Underlying all of these endeavors is a fundamental philosophy of risk and innovation. By creating tools that allow high-risk experiments to be simulated virtually, CZI seeks to overcome one of the intrinsic constraints of modern research: the conservatism induced by grant funding and the high cost of wet lab work. “Right now…you have to choose something that you think is going to have some likelihood of success…But if you had a virtual cell model…you could actually start testing it and tinkering on the computational side and ask riskier questions,” Zuckerberg observes. This approach not only accelerates discovery but also democratizes the research process, enabling a wider range of scientists and startups to pursue transformative ideas without the prohibitive financial risk that has traditionally constrained innovation.

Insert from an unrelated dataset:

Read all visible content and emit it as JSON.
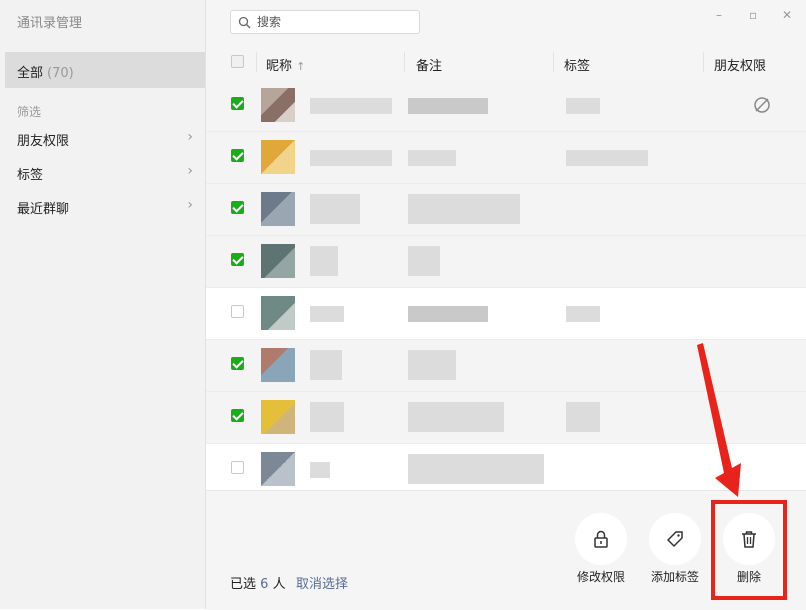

In conclusion, the Chan Zuckerberg Initiative represents a novel paradigm in scientific philanthropy and research strategy, blending bold ambition, technological sophistication, and strategic long-term planning. By focusing on tool creation, open data, AI integration, and hierarchical modeling, Chan and Zuckerberg are constructing a framework designed to accelerate the pace of basic science, empower individual researchers, and ultimately transform our understanding and treatment of disease. As Chan summarizes, “We think a lot about understanding biology…And truly, each one of our biology is different…What should really happen is being able to precisely and accurately and quickly treat people by looking at individuals’ biology.” This vision, underpinned by methodical investment, technological innovation, and a commitment to open collaboration, positions CZI as a pioneering force in the quest to cure, prevent, and manage disease—a mission that, while historically inconceivable, may become attainable within this century due to their innovative approach.